Given these varied and, arguably, reasonable interpretations of the interplay between RSA 625:9, IV(c) and RSA 173–B:9, IV, we cannot say that, even if the trial court's statutory interpretation were error, its error was plain. Any error was not “plainly evident” from the statutory language. State v. Henderson, 154 N.H. 95, 98, 907 A.2d 968 (2006). Accordingly, we find no plain error here.

IV. Motion for a New Trial

Finally, the defendant argues that the trial court erred when it denied his motion for a new trial based upon newly discovered evidence. The defendant's “newly discovered evidence” is the victim's admission to a friend that she “exaggerated her story” when she spoke with the police about the July 9 incident. The trial court denied the defendant's motion, in part, because it found that the victim's admission was cumulative of her trial testimony in which she “consistently minimized the nature and seriousness of the defendant's conduct.” On appeal, the defendant concedes that the new evidence “was consistent with [the victim's] testimony [at trial] about the event,” but contends, nonetheless, that the trial court erred in finding the new evidence cumulative.

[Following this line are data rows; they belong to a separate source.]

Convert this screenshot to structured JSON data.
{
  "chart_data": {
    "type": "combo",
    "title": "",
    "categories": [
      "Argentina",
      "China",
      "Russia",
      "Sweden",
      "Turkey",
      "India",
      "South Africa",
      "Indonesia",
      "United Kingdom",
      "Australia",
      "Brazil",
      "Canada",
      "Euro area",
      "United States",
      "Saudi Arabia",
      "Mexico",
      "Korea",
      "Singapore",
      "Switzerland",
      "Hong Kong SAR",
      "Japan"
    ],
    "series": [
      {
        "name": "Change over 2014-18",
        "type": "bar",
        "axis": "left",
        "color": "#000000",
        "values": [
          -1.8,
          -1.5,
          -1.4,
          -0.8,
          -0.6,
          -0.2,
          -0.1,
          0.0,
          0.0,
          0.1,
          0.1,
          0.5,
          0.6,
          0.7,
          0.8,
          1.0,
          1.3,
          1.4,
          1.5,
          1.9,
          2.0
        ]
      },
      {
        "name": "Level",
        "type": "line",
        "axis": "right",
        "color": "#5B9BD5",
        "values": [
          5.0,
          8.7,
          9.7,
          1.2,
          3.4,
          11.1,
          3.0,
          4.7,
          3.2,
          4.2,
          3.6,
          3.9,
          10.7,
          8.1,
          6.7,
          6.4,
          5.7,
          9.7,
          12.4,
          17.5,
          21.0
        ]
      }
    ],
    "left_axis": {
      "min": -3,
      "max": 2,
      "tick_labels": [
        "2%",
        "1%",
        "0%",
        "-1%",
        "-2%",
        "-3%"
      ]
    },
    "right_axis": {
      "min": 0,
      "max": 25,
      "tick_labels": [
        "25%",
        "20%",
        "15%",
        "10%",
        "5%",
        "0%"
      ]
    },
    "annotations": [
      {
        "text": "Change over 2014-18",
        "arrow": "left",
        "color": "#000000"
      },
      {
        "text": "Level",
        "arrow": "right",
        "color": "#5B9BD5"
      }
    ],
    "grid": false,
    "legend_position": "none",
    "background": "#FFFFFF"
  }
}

To prevail upon a motion for a new trial based upon newly discovered evidence, the defendant must show: (1) that he was not at fault for failing to discover the evidence at the time of his trial; (2) the evidence is admissible, material to the merits, and not cumulative; and (3) the evidence is of such a character that a different result would probably be reached in another trial. State v. Bader, 148 N.H. 265, 282, 808 A.2d 12 (2002). “Whether newly discovered evidence requires a new trial is a question of fact for the trial court.” State v. Cossette, 151 N.H. 355, 361, 856 A.2d 732 (2004). We will sustain the trial court's decision unless it is clearly unreasonable. Id.

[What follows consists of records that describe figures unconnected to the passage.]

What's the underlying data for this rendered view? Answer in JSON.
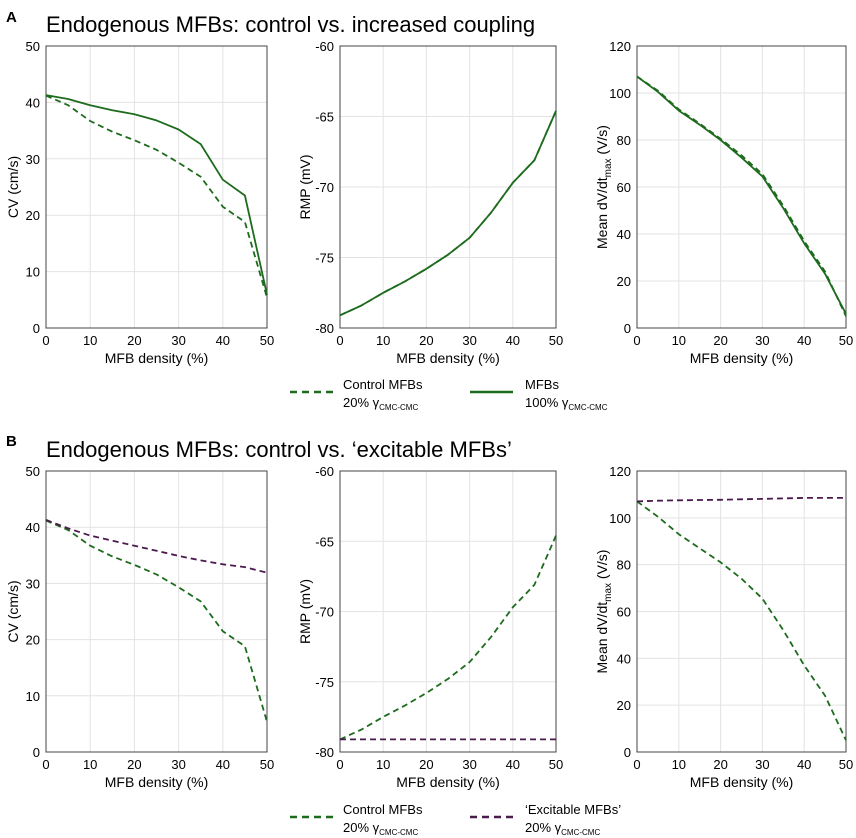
{
  "panels": [
    {
      "letter": "A",
      "title": "Endogenous MFBs: control vs. increased coupling"
    },
    {
      "letter": "B",
      "title": "Endogenous MFBs: control vs. ‘excitable MFBs’"
    }
  ],
  "legends": [
    {
      "items": [
        {
          "line1": "Control MFBs",
          "line2_prefix": "20% γ",
          "line2_sub": "CMC-CMC",
          "color": "#1d6b1d",
          "dash": "dashed"
        },
        {
          "line1": "MFBs",
          "line2_prefix": "100% γ",
          "line2_sub": "CMC-CMC",
          "color": "#1d6b1d",
          "dash": "solid"
        }
      ]
    },
    {
      "items": [
        {
          "line1": "Control MFBs",
          "line2_prefix": "20% γ",
          "line2_sub": "CMC-CMC",
          "color": "#1d6b1d",
          "dash": "dashed"
        },
        {
          "line1": "‘Excitable MFBs’",
          "line2_prefix": "20% γ",
          "line2_sub": "CMC-CMC",
          "color": "#4a1a4d",
          "dash": "dashed"
        }
      ]
    }
  ],
  "chart_data": [
    {
      "id": "A1",
      "panel": "A",
      "type": "line",
      "xlabel": "MFB density (%)",
      "ylabel": "CV (cm/s)",
      "xlim": [
        0,
        50
      ],
      "ylim": [
        0,
        50
      ],
      "xticks": [
        0,
        10,
        20,
        30,
        40,
        50
      ],
      "yticks": [
        0,
        10,
        20,
        30,
        40,
        50
      ],
      "x": [
        0,
        5,
        10,
        15,
        20,
        25,
        30,
        35,
        40,
        45,
        50
      ],
      "series": [
        {
          "name": "Control MFBs",
          "color": "#1d6b1d",
          "dash": "dashed",
          "values": [
            41.2,
            39.5,
            36.7,
            34.8,
            33.3,
            31.6,
            29.3,
            26.8,
            21.5,
            18.8,
            5.4
          ]
        },
        {
          "name": "MFBs 100%",
          "color": "#1d6b1d",
          "dash": "solid",
          "values": [
            41.3,
            40.6,
            39.5,
            38.6,
            37.9,
            36.8,
            35.2,
            32.6,
            26.3,
            23.5,
            5.9
          ]
        }
      ]
    },
    {
      "id": "A2",
      "panel": "A",
      "type": "line",
      "xlabel": "MFB density (%)",
      "ylabel": "RMP (mV)",
      "xlim": [
        0,
        50
      ],
      "ylim": [
        -80,
        -60
      ],
      "xticks": [
        0,
        10,
        20,
        30,
        40,
        50
      ],
      "yticks": [
        -80,
        -75,
        -70,
        -65,
        -60
      ],
      "x": [
        0,
        5,
        10,
        15,
        20,
        25,
        30,
        35,
        40,
        45,
        50
      ],
      "series": [
        {
          "name": "Control MFBs",
          "color": "#1d6b1d",
          "dash": "dashed",
          "values": [
            -79.1,
            -78.4,
            -77.5,
            -76.7,
            -75.8,
            -74.8,
            -73.6,
            -71.8,
            -69.7,
            -68.1,
            -64.6
          ]
        },
        {
          "name": "MFBs 100%",
          "color": "#1d6b1d",
          "dash": "solid",
          "values": [
            -79.1,
            -78.4,
            -77.5,
            -76.7,
            -75.8,
            -74.8,
            -73.6,
            -71.8,
            -69.7,
            -68.1,
            -64.6
          ]
        }
      ]
    },
    {
      "id": "A3",
      "panel": "A",
      "type": "line",
      "xlabel": "MFB density (%)",
      "ylabel": "Mean dV/dt",
      "ylabel_sub": "max",
      "ylabel_suffix": " (V/s)",
      "xlim": [
        0,
        50
      ],
      "ylim": [
        0,
        120
      ],
      "xticks": [
        0,
        10,
        20,
        30,
        40,
        50
      ],
      "yticks": [
        0,
        20,
        40,
        60,
        80,
        100,
        120
      ],
      "x": [
        0,
        5,
        10,
        15,
        20,
        25,
        30,
        35,
        40,
        45,
        50
      ],
      "series": [
        {
          "name": "Control MFBs",
          "color": "#1d6b1d",
          "dash": "dashed",
          "values": [
            107,
            101,
            93,
            87,
            80.5,
            73.5,
            65.5,
            52,
            37,
            24,
            5
          ]
        },
        {
          "name": "MFBs 100%",
          "color": "#1d6b1d",
          "dash": "solid",
          "values": [
            107,
            100.5,
            92.5,
            86.5,
            80,
            72.5,
            64.5,
            51,
            36,
            23,
            6
          ]
        }
      ]
    },
    {
      "id": "B1",
      "panel": "B",
      "type": "line",
      "xlabel": "MFB density (%)",
      "ylabel": "CV (cm/s)",
      "xlim": [
        0,
        50
      ],
      "ylim": [
        0,
        50
      ],
      "xticks": [
        0,
        10,
        20,
        30,
        40,
        50
      ],
      "yticks": [
        0,
        10,
        20,
        30,
        40,
        50
      ],
      "x": [
        0,
        5,
        10,
        15,
        20,
        25,
        30,
        35,
        40,
        45,
        50
      ],
      "series": [
        {
          "name": "Control MFBs",
          "color": "#1d6b1d",
          "dash": "dashed",
          "values": [
            41.2,
            39.5,
            36.7,
            34.8,
            33.3,
            31.6,
            29.3,
            26.8,
            21.5,
            18.8,
            5.4
          ]
        },
        {
          "name": "Excitable MFBs",
          "color": "#4a1a4d",
          "dash": "dashed",
          "values": [
            41.3,
            39.8,
            38.5,
            37.6,
            36.7,
            35.8,
            34.9,
            34.1,
            33.4,
            32.9,
            31.9
          ]
        }
      ]
    },
    {
      "id": "B2",
      "panel": "B",
      "type": "line",
      "xlabel": "MFB density (%)",
      "ylabel": "RMP (mV)",
      "xlim": [
        0,
        50
      ],
      "ylim": [
        -80,
        -60
      ],
      "xticks": [
        0,
        10,
        20,
        30,
        40,
        50
      ],
      "yticks": [
        -80,
        -75,
        -70,
        -65,
        -60
      ],
      "x": [
        0,
        5,
        10,
        15,
        20,
        25,
        30,
        35,
        40,
        45,
        50
      ],
      "series": [
        {
          "name": "Control MFBs",
          "color": "#1d6b1d",
          "dash": "dashed",
          "values": [
            -79.1,
            -78.4,
            -77.5,
            -76.7,
            -75.8,
            -74.8,
            -73.6,
            -71.8,
            -69.7,
            -68.1,
            -64.6
          ]
        },
        {
          "name": "Excitable MFBs",
          "color": "#4a1a4d",
          "dash": "dashed",
          "values": [
            -79.1,
            -79.1,
            -79.1,
            -79.1,
            -79.1,
            -79.1,
            -79.1,
            -79.1,
            -79.1,
            -79.1,
            -79.1
          ]
        }
      ]
    },
    {
      "id": "B3",
      "panel": "B",
      "type": "line",
      "xlabel": "MFB density (%)",
      "ylabel": "Mean dV/dt",
      "ylabel_sub": "max",
      "ylabel_suffix": " (V/s)",
      "xlim": [
        0,
        50
      ],
      "ylim": [
        0,
        120
      ],
      "xticks": [
        0,
        10,
        20,
        30,
        40,
        50
      ],
      "yticks": [
        0,
        20,
        40,
        60,
        80,
        100,
        120
      ],
      "x": [
        0,
        5,
        10,
        15,
        20,
        25,
        30,
        35,
        40,
        45,
        50
      ],
      "series": [
        {
          "name": "Control MFBs",
          "color": "#1d6b1d",
          "dash": "dashed",
          "values": [
            107,
            100.5,
            93,
            87,
            81,
            74,
            65.5,
            52,
            37,
            24,
            5
          ]
        },
        {
          "name": "Excitable MFBs",
          "color": "#4a1a4d",
          "dash": "dashed",
          "values": [
            107,
            107.3,
            107.5,
            107.6,
            107.7,
            107.9,
            108.1,
            108.3,
            108.5,
            108.5,
            108.5
          ]
        }
      ]
    }
  ]
}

We cannot conclude that the trial court's denial of the defendant's motion was “clearly unreasonable.” Id. “Cumulative evidence is defined as additional evidence of the same kind to the same point. Evidence which goes to a point upon which no evidence was adduced at the former trial is not cumulative.” Bader, 148 N.H. at 282–83, 808 A.2d 12 (quotation omitted). Here, as the trial court found, and as the defendant concedes, the victim's admission that she exaggerated when she told the police about the July 9 incident is consistent with her trial testimony. See id. at 283, 808 A.2d 12. As the State explains: “If the jury believed [the victim's trial] testimony, it could only have concluded that [she] had exaggerated ... the story she told Platt[ ], not a little, but a great deal.” Although the victim told Platt that the defendant had thrown “her against the wall,” “pushed her down onto the ground,” “wrapped his hand around her neck,” and “applied pressure,” the victim told the jury that none of this was true.

Based upon this record, we conclude that the trial court's finding that the victim's admission was cumulative of other evidence at trial was not “clearly unreasonable.” Cossette, 151 N.H. at 361, 856 A.2d 732. Accordingly, we need not address the defendant's arguments regarding the admissibility of the victim's admission. See Bader, 148 N.H. at 283, 808 A.2d 12. Even if the victim's admission were admissible, its “cumulative nature ... dictates that the defendant has failed to meet the second prong of the newly discovered evidence test.” Id.

Affirmed.

HICKS, CONBOY, LYNN, and BASSETT, JJ., concurred.